Im Forschungsfeld der visuellen Psychologie, das untersucht wie Dinge, die wir sehen, unser Denken beeinflussen, fehlt derzeit ein Vokabular zur Beschreibung von Buchstabenformen. Bisher wurden Buchstaben hauptsächlich aus der Sicht der Linguistik erforscht, und nur vereinzelte Studien haben ihre Formen und optischen Eigenschaften mit großen Datensätzen untersucht, die die Vielfalt der weltweiten Schriftarten widerspiegeln. Das Forschungsteam hofft, dass die "Glyph"-Anwendung zur Entstehung eines einheitlichen Standards führt, der die Untersuchungen der Schriftsysteme durch Linguisten und Kognitionswissenschaftler vereinen kann.

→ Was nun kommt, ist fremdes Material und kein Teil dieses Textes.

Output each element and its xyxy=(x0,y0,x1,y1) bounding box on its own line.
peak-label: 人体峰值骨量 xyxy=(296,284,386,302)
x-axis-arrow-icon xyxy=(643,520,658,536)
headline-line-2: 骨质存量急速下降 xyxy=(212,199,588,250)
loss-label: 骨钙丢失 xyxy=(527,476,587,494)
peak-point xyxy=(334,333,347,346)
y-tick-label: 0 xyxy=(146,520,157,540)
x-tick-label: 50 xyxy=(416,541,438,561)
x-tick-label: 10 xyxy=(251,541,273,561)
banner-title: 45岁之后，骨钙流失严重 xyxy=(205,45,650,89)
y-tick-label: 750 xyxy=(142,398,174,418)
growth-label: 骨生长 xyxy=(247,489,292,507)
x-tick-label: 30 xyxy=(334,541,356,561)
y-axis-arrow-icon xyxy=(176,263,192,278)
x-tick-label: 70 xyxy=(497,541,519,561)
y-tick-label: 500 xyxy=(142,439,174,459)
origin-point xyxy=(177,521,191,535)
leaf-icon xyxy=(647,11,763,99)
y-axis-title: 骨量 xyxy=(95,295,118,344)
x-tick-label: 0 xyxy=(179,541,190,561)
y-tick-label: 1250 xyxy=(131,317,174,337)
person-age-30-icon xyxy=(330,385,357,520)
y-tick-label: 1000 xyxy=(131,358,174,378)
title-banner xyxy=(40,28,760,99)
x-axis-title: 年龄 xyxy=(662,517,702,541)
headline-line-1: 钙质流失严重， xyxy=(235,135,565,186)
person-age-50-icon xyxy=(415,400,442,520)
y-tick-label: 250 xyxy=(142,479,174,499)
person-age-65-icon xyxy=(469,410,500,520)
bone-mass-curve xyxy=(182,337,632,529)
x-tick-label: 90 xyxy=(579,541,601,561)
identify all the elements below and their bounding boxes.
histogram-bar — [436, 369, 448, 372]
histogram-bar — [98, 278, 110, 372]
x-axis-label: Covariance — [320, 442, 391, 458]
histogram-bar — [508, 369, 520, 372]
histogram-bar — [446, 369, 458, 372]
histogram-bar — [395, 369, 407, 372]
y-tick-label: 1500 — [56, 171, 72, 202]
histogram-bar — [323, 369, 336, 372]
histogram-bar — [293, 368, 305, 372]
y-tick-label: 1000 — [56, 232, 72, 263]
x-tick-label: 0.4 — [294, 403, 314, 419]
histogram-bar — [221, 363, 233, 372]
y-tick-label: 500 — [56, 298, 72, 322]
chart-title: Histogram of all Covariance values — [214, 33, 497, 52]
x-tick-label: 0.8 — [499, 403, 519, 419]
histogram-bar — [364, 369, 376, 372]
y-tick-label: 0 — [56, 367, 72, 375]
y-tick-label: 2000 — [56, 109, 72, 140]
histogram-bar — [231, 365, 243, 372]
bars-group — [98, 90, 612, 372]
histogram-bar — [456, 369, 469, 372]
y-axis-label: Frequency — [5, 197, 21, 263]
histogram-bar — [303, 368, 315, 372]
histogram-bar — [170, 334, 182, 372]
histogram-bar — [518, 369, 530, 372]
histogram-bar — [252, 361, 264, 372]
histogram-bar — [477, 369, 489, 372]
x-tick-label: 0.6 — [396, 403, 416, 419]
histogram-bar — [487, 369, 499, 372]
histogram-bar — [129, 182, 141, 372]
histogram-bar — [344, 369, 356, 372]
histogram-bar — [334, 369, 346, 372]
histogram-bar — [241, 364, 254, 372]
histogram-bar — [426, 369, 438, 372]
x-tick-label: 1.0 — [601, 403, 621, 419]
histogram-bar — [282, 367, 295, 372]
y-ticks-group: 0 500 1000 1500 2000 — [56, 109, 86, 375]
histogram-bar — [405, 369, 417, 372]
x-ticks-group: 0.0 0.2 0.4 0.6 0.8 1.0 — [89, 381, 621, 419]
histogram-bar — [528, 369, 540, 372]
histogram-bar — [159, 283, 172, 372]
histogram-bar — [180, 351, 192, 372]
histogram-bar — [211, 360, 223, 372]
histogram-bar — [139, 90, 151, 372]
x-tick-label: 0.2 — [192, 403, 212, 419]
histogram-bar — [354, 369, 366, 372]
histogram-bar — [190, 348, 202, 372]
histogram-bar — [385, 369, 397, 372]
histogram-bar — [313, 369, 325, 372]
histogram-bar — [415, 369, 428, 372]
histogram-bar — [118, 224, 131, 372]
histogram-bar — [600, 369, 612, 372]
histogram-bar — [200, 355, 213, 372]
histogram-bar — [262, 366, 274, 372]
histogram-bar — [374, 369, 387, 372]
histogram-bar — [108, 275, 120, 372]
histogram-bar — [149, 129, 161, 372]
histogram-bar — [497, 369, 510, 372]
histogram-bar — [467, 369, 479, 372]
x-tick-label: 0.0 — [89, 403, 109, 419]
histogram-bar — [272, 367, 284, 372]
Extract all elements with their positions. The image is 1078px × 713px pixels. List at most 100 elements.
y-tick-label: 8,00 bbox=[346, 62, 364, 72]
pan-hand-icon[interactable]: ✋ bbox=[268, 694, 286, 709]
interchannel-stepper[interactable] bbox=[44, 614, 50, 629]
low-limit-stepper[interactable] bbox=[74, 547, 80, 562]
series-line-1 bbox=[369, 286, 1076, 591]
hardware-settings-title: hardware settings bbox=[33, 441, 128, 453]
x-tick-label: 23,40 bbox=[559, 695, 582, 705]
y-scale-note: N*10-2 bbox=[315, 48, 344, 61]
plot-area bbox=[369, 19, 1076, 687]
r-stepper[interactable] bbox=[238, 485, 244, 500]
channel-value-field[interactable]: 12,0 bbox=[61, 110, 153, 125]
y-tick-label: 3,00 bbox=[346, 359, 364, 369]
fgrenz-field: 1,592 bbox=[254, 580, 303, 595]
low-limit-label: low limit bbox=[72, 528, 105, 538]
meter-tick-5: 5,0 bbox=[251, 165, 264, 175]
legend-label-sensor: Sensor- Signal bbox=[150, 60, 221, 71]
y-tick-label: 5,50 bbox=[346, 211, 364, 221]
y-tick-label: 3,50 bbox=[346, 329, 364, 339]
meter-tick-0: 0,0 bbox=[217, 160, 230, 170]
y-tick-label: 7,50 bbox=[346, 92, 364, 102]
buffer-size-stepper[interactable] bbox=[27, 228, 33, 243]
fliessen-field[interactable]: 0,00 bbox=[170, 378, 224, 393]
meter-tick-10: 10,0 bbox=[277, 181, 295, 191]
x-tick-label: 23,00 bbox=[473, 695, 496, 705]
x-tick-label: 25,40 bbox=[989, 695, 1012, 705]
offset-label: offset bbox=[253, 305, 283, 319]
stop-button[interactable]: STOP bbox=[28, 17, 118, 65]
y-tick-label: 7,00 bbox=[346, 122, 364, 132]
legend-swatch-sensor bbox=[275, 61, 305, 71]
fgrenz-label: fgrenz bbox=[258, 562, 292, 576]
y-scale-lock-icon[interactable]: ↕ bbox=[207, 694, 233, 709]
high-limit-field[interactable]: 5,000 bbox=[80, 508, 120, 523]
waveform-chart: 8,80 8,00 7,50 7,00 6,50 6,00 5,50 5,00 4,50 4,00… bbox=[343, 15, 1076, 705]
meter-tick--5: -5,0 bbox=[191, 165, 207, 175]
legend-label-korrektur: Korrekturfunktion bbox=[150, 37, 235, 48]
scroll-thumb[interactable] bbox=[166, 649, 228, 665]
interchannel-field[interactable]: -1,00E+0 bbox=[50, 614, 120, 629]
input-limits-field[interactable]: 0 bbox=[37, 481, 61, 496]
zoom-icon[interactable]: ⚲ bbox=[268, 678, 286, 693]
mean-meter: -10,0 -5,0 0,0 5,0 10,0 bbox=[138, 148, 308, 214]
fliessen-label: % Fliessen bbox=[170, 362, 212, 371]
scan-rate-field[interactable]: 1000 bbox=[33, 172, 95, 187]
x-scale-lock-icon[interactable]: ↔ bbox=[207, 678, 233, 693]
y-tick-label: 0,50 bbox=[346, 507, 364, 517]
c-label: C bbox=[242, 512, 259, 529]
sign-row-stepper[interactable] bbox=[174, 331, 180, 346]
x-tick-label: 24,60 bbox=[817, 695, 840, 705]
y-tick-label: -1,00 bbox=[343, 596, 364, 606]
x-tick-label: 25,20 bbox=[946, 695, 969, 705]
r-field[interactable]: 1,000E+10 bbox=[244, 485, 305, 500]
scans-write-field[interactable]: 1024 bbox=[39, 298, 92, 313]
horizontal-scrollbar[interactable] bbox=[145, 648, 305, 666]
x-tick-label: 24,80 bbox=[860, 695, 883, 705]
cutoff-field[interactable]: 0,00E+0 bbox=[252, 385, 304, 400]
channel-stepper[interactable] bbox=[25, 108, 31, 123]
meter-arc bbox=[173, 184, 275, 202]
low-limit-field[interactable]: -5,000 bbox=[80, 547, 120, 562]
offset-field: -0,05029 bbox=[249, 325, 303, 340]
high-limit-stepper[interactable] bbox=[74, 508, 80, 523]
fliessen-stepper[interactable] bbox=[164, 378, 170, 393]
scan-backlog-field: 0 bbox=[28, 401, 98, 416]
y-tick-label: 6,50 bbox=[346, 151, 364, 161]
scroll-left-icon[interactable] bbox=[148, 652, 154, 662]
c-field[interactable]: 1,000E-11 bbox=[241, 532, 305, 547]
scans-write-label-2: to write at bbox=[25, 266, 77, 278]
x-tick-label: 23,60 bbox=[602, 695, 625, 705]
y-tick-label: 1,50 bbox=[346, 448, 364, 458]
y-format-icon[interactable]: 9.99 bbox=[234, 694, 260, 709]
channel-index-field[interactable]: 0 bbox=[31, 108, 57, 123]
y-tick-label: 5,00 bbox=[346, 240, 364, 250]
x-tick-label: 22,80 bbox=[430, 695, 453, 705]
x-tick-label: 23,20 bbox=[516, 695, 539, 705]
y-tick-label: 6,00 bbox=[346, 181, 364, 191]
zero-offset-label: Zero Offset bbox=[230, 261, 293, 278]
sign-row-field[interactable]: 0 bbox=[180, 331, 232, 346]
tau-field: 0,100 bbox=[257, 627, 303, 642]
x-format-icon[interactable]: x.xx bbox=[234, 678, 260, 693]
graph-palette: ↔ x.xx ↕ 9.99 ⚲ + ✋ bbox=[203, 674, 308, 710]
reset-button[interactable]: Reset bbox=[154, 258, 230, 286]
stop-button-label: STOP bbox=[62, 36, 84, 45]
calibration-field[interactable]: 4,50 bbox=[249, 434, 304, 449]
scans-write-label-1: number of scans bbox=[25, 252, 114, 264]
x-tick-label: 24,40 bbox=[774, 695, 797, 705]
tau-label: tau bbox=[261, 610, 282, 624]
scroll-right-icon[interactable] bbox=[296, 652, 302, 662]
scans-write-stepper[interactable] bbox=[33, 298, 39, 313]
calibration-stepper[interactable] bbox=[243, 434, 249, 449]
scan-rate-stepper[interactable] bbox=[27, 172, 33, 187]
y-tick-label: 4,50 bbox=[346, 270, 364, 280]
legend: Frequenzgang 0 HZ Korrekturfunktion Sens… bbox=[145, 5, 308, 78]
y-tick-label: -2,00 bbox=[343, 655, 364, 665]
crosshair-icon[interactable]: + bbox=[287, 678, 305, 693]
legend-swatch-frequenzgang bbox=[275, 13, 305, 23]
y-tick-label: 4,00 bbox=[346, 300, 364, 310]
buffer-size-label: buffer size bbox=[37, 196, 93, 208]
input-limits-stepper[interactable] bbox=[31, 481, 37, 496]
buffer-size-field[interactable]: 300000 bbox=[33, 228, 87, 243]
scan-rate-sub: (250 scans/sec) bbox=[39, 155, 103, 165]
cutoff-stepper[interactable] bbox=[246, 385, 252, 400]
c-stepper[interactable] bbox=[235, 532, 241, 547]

Die Hauptfrage, die anhand der gewonnenen Daten beantwortet werden soll, betrifft die Unterscheidbarkeit der Buchstaben: Wie können die Buchstaben eines Schriftsystems sowohl unterschiedlich genug als auch einfach zu verarbeiten sein?
Für ihr Vorhaben, eine Typologie für Buchstabenformen mit möglichst reproduzierbaren und transparenten Klassifizierungsregeln zu erstellen, setzen die Forschenden auf Crowdsourcing, also die Mitarbeit von Laien. Das Forschungsteam strebt dabei an, eine Grammatik für Buchstabenformen zu erstellen in etwa analog zum Internationalen Phonetischen Alphabets, auch als Lautschrift bekannt. "Eine Typologie für Buchstaben wird eine Tür zur Erforschung von Schrift sowie Schriftsystemen öffnen", sagt Kim. "Dabei bitten wir die Öffentlichkeit um Unterstützung."
Im Onlinespiel bekommt man zunächst eine Auswahl von Zeichen. Die Aufgabe ist, Buchstaben mit optischen Gemeinsamkeiten zu markieren und anschließend eine Regel zu formulieren, die die Ähnlichkeiten innerhalb der Gruppe beschreiben. Anschließend müssen die Spielerinnen und Spieler die aufgestellte Regel in dem Buchstabensatz erneut anwenden, um zu testen, ob sich die Regeln in der Anwendung bewährt. Wer die Aufgabe besteht, erhält Punkte, bei besonders originellen und aussagekräftigen Klassifizierungen verdoppelt sich die Punktzahl. Für die Forschung werden die Beiträge der Spieler schließlich mithilfe von maschinellem Lernen ausgewertet, um die zuverlässigsten und informativsten Regeln zu ermitteln.